Pour les petites entreprises chinoises, la vie est encore loin d’être normale

HONG KONG – Les petites entreprises s’avèrent être un maillon faible de la reprise économique de la Chine alors qu’elles peinent à se remettre complètement des effets du Covid-19.

À l’instar des États-Unis, la Chine compte des dizaines de millions de petites et moyennes entreprises privées, y compris des restaurants et des magasins, qui constituent l’épine dorsale de l’activité économique quotidienne. Ils représentent jusqu’à 80% des emplois urbains et au moins la moitié des recettes fiscales chinoises.

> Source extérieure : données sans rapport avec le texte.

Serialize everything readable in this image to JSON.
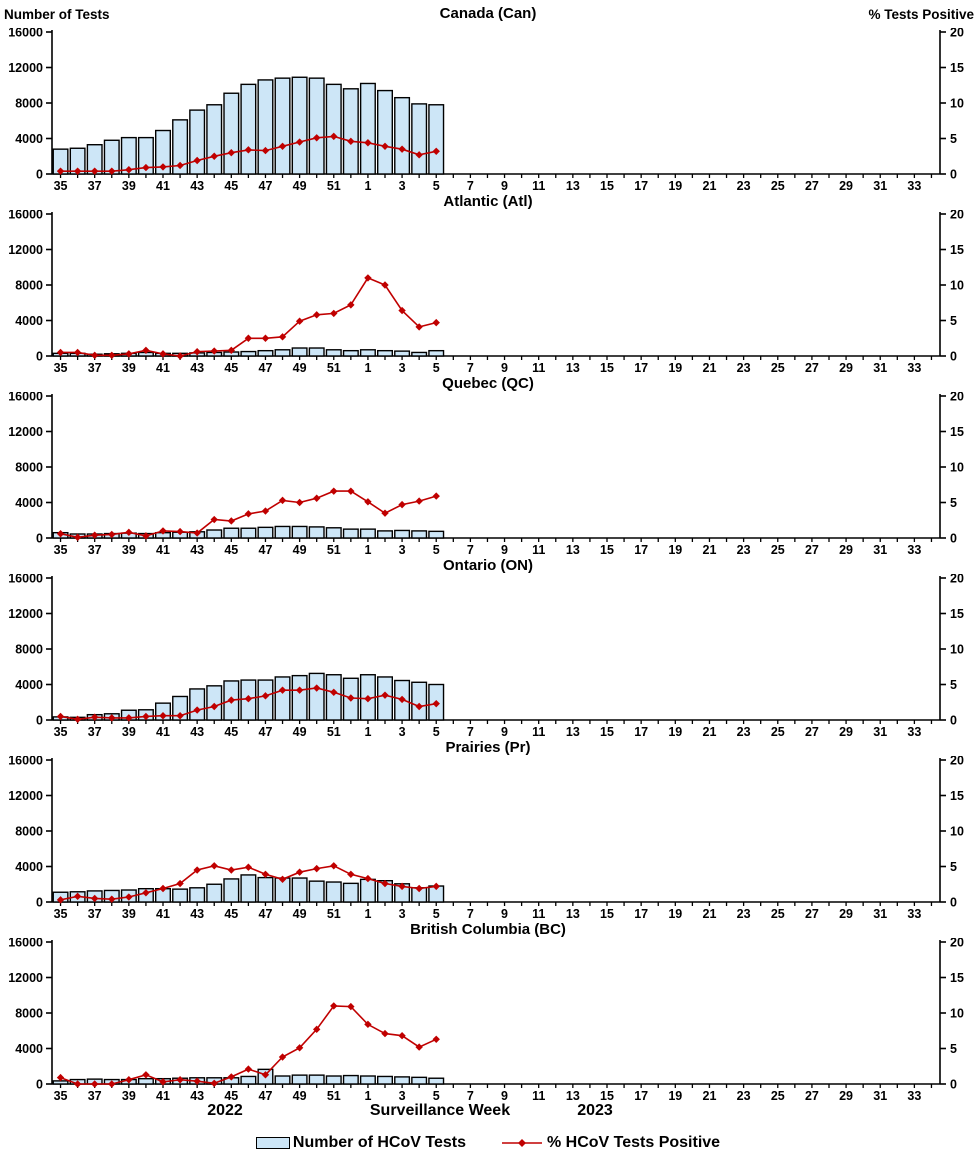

Alors que les entreprises ont profité du fort rebond de la Chine cette année, beaucoup tentent toujours de surmonter la faiblesse de la demande des consommateurs, la hausse des coûts d’exploitation et le resserrement du crédit des banques qui ne veulent pas injecter plus d’argent dans les entreprises blessées.

Leurs luttes ajoutent une couche d’incertitude à la reprise de la Chine. De nombreuses petites entreprises hésitent à embaucher plus de travailleurs, selon les sondages. Certains disent qu’ils risquent d’échouer si les conditions ne s’améliorent pas sensiblement.

Près de 19% des petites entreprises chinoises ont fermé leurs portes l’année dernière, contre 6,7% en 2019, selon une étude publiée en mars par l’Université Tsinghua impliquant plus de 50000 entreprises dans tout le pays.

Un salon de coiffure à Wuhan, en Chine. Les dépenses de consommation dans le pays ont été plus faibles que ne le prévoyaient de nombreux économistes.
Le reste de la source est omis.